Samrat Rana

Personal information
- Born: 8 January 2005 (age 21) Karnal, Haryana, India

Sport
- Sport: Shooting
- Event: 10 m air pistol

Medal record
Men's 10 m air pistol shooting
Representing India
World Championships
| Gold medal – first place | 2025 Cairo | Individual |
| Gold medal – first place | 2025 Cairo | Team |
| Silver medal – second place | 2025 Cairo | Mixed team |
World Cup Final
| Bronze medal – third place | 2025 Doha | Individual |
Asian Championships
| Silver medal – second place | 2026 New Delhi | Mixed team |
| Silver medal – second place | 2026 New Delhi | Team |
| Bronze medal – third place | 2026 New Delhi | Individual |
World Cup
| Silver medal – second place | 2026 Munich | Mixed team |
Junior World Championships
| Gold medal – first place | 2022 Cairo | Mixed team |
| Gold medal – first place | 2022 Cairo | Team |
World University Championships
| Gold medal – first place | 2024 New Delhi | Team |
| Silver medal – second place | 2024 New Delhi | Mixed team |

= Samrat Rana =

Indian sport shooter (born 2005)

Samrat Rana (born 8 January 2005) is an Indian sports shooter who specializes in the 10 m air pistol event. He won the 10 m air pistol gold at the 2025 World Championships, becoming only the third Indian world champion after Abhinav Bindra and Rudrankksh Patil.

== Career ==
Since 2018, Samrat has been coached by his father, Ashok Kumar Rana. In 2019, he gained attention after winning a state open championship in Faridabad at the age of 14.

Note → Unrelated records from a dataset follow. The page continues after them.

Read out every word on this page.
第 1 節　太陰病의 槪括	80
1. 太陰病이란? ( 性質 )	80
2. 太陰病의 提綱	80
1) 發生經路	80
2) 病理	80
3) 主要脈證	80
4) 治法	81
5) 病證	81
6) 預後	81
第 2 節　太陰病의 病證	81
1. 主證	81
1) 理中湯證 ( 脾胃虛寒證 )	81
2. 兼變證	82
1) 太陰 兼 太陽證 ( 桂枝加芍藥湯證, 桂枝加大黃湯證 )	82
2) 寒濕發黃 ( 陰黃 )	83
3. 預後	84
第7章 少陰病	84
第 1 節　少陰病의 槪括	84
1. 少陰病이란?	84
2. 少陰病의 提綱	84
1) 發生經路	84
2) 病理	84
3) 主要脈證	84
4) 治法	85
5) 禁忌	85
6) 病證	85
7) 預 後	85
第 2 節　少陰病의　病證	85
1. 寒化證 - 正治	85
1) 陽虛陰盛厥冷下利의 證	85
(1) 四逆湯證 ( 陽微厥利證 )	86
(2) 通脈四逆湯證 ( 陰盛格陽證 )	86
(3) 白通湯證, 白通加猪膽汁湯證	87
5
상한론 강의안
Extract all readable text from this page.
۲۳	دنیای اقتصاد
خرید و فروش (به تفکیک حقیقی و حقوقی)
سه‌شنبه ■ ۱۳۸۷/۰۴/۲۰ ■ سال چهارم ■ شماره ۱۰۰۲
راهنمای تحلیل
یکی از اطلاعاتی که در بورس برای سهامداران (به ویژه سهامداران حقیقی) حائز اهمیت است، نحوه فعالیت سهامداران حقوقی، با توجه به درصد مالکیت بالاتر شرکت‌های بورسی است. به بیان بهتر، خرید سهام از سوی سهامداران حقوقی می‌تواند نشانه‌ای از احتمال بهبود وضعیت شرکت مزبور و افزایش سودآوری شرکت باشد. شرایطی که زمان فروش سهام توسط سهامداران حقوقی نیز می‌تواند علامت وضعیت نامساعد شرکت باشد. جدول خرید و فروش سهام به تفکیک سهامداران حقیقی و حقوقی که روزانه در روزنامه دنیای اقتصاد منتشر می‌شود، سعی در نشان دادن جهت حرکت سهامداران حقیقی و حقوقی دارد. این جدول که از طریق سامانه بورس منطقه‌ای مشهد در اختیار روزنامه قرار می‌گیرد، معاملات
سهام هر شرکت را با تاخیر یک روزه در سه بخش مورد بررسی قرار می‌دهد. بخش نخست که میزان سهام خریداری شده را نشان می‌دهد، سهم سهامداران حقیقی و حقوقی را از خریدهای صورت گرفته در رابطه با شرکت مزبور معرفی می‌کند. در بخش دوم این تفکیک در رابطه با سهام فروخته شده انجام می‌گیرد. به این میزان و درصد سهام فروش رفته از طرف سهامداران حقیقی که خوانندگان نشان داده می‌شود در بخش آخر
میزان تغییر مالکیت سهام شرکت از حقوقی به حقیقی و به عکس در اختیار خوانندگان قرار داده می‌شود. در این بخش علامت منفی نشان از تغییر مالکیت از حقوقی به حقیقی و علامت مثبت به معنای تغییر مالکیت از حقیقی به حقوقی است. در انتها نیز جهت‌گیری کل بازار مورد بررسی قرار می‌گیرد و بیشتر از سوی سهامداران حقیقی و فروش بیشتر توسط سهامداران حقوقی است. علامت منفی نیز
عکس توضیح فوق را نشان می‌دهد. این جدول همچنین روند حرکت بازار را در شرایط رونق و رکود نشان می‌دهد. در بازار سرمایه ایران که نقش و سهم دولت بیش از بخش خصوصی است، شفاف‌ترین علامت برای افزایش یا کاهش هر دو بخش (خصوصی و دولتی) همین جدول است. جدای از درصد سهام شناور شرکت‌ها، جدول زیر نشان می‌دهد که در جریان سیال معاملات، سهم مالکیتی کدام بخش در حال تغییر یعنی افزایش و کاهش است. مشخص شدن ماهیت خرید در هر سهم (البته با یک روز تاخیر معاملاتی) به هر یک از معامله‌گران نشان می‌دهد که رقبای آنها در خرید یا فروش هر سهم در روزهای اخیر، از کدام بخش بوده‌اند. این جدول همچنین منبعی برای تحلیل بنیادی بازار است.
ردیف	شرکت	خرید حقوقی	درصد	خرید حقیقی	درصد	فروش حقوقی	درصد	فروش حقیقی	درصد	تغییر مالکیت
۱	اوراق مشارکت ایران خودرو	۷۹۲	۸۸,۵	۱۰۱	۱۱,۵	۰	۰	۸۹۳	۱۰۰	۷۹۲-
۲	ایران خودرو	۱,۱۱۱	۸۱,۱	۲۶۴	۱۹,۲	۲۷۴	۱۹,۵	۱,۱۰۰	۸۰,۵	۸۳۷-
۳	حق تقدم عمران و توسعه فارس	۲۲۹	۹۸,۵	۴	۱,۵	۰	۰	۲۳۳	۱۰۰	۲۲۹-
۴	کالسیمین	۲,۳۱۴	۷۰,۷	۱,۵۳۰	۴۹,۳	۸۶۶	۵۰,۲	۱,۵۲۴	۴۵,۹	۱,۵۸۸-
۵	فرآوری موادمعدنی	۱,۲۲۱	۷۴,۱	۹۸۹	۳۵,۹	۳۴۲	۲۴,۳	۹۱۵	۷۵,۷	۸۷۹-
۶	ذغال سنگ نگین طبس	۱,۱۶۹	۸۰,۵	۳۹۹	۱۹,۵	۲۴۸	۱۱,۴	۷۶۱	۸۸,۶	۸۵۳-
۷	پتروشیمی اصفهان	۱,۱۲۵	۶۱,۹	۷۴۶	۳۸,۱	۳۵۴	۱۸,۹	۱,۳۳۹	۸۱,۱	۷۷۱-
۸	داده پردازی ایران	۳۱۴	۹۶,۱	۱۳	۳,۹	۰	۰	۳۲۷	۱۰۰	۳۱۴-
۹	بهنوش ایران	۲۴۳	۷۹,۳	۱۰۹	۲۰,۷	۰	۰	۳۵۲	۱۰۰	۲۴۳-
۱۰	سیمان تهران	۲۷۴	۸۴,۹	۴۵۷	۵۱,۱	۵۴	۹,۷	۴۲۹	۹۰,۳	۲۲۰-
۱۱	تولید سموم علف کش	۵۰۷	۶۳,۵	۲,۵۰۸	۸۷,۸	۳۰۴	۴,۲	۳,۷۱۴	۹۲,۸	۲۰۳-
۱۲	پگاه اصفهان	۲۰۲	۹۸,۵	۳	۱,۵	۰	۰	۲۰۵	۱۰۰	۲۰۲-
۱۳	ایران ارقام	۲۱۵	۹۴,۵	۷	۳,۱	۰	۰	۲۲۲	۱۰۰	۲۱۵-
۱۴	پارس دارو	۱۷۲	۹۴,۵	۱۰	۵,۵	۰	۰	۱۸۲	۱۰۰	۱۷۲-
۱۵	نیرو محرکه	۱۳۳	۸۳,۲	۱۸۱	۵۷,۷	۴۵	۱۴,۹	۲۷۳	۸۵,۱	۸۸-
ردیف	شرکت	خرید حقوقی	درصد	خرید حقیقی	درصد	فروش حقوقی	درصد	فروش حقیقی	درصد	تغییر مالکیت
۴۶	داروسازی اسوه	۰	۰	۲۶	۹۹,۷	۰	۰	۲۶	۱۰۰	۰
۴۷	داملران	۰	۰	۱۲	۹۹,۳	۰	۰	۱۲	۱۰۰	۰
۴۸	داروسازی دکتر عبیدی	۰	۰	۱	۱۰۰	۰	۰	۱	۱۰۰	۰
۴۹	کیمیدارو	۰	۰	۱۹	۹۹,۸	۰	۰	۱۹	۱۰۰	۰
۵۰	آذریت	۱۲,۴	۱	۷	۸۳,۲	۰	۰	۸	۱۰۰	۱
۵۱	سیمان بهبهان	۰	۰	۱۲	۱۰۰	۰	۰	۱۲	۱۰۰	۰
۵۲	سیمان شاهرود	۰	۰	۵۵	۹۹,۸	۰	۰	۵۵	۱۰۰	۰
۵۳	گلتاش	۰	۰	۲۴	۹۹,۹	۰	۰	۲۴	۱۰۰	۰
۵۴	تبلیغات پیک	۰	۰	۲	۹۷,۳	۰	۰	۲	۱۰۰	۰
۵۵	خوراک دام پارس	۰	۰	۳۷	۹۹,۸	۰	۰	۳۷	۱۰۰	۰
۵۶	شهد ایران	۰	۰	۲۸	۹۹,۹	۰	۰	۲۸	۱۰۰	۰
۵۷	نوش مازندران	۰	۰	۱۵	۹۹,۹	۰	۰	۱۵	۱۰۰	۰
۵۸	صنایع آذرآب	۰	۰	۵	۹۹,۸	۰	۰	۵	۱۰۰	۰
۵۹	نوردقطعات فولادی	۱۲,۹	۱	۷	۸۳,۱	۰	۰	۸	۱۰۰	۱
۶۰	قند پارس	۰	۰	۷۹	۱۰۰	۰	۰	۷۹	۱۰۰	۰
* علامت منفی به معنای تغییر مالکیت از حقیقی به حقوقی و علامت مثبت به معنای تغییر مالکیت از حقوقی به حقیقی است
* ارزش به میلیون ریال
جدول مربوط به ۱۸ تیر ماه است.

At the 2022 World Championships, he won gold medals in both the 10 m air pistol junior team and junior mixed team events.

He claimed the 10 m air pistol team gold and the mixed team silver at the 2024 World University Championships.

At the 2025 World Championships, Samrat won the gold medal in the 10 m air pistol event. He was also part of the Indian team, alongside Varun Tomar and Shravan Kumar, that secured the team gold. In addition, he won a silver medal in the mixed team event with Esha Singh.